次の人のオーディションが始まる気配がしたけれど、あたしも玉井柚季も舞台の方へ目を向けようとしなかった。あたしたちはこの埃っぽい音楽ホールで悲しいくらいにふたりきりだった。三色のライトの光も、空気を震わせる音楽も、何もかもが背後に遠のいていく。
「ねえ、玉井柚季はさ、舞台の上でしか呼吸できないんでしょ。それが日々をやり過ごすためのたった一つの手段だった。だから玉井柚季の演技は、あんなにも見る人の心を惹きつけるんだ」
「…お前、なんなの?いちいち分析すんな、うぜーし、寒いから」
「相変わらず、玉井柚季はハリネズミ並みに尖ってるね。その針の毒で、近づいてくる女の子を一人残らず殺しちゃいそう」
「相変わらず、うるせー女」
あたしの一挙一動に顔を歪める玉井柚季の反応をおもしろがれるようになったあたしは、この数カ月で随分たくましくなったと思う。水たまりに一滴雫が落ちる音のように、聞き逃してしまいそうなくらい小さな声がした。
「…想像以上だった」
「え?」
「さっきの。私、ロミオ取るから。だからもっと練習しとけよな。私の隣で、半端な演技したら許さねえ」
いつでも無表情を貫き通している玉井柚季が、薄い唇にほんの少しだけ微笑みを浮かべてあたしを見た。あたしに向けられた初めての玉井柚季の微笑み。胸が詰まって、言葉がうまく出てこない。今この瞬間、ジュリエットみたいに胸をナイフで貫いたなら、どれ程幸せな気持ちで死ねるだろうと思った。

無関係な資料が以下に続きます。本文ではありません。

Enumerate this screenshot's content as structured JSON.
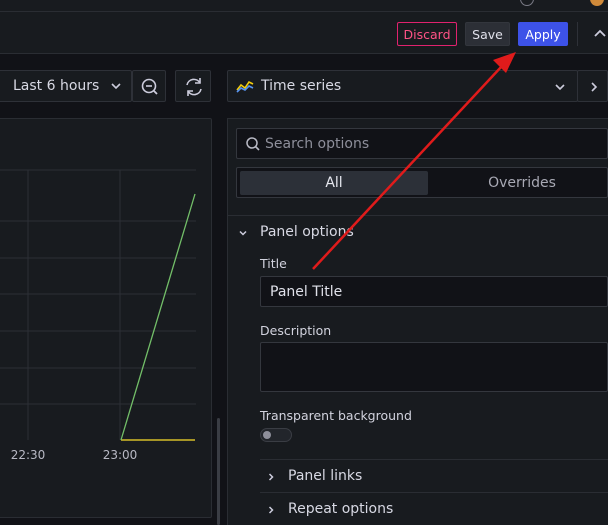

二日後は結果発表の日だった。玉井柚季は全会一致でロミオに選ばれた。そこまでは予想どおりだったけれど、本当にジュリエットの役に選ばれてしまったあたしは天にも昇るような心地で側にいたおけいに抱きついた。それは初めて感じる幸福だった。一年間気になっていた男の子に「ポチの無邪気なところが好き」と告白されたときとも違う。どんなに行列のできる洋菓子屋さんのマカロンを口いっぱいに頬張っても、今日のような幸せは手にすることができないような気がした。
*
「まるで、舞台の上で殴り合っているみたい」
あたしと玉井柚季のロミオとジュリエットを見た石橋先輩はぼんやりした表情でそう言った。
サンドバックにされているのはあたしだけだと思っていたけれど、玉井柚季もそうなのか。他の人から見たらあたしたちの演技はそんな風に見えるんだろうか、と不思議な気持ちになる。
舞台の上の玉井柚季ほど、人を魅了する生き物はいないと思う。玉井柚季があたしの唇にキスをするふりをすると、何人かの部員の口から悲鳴が漏れた。
閃光を湛えた瞳にとらわれて、情熱的な愛の言葉を叫ばれると、自分が特別で価値のある、別人になったような気がする。だからあたしはますます、玉井柚季のことしか考えられなくなっていた。ほとばしるような熱情が、演劇の神様に向けられたものだったとしても。舞台に立っている間だけは、あたしは玉井柚季のジュリエット。たった一人のパートナーなのだから。
「ロミオ様。どうかそのお名前をお捨てになってください。そして、あなたの血肉でもなんでもない、その名前の代わりに、このわたくしのすべてをお受け取りになってください」
あたしは心から、玉井柚季がほしいと叫ぶ。玉井柚季は乞い願うあたしの気持ちを受け留めてくれる。あたしたちはふたりきりで、全く同じ景色を見ている。
「お言葉通りに頂戴いたしましょう。ただ一言、僕を恋人と呼んでください。さすれば新しく生まれ変わったも同然、今日からはもう、ロミオではなくなります」
玉井柚季がマントを持ち上げて深々とお辞儀をすると、客席に座る女の子たちはうっとりとため息をついた。そんな彼女たちの前で玉井柚季を独り占めできる優越感でどうにかなってしまいそうになる。
稽古が毎日朝から晩まで続くような日々だった。ひどいときにはまともな食事をする暇もなく、差し入れにもらったパック豆乳でお腹を誤魔化すような生活を送っていたけれど、疲れはそれほど感じなかった。たぶん、あたしは幸せだったのだと思う。友達よりも恋人よりも家族よりもずっと近くに、玉井柚季が居てくれる気がして。
部室の鍵を閉めて、一回にある警備室の受付に向かう頃には、外は闇に包まれていた。夏のアスファルトみたいに熱されていた身体が、夜風に当たって少しずつ冷えていく。
稽古が終わってもジュリエットの役が身体から抜けない。大学の講義を受けているあたしと、ジュリエットとして生きているあたし。どっちが本当のあたしなのかわからなくなるくらいに、玉井柚季とつくる演劇に心をまるごと奪われていたのだと思う。
だから、「ポチ」と背後から名前を呼ばれたとき、その名前が自分のことを指しているということに、すぐには気がつかなかった。ぼうっとした顔のあたしを見て、おけいは「一緒に帰ろう」と遠慮がちに微笑んだ。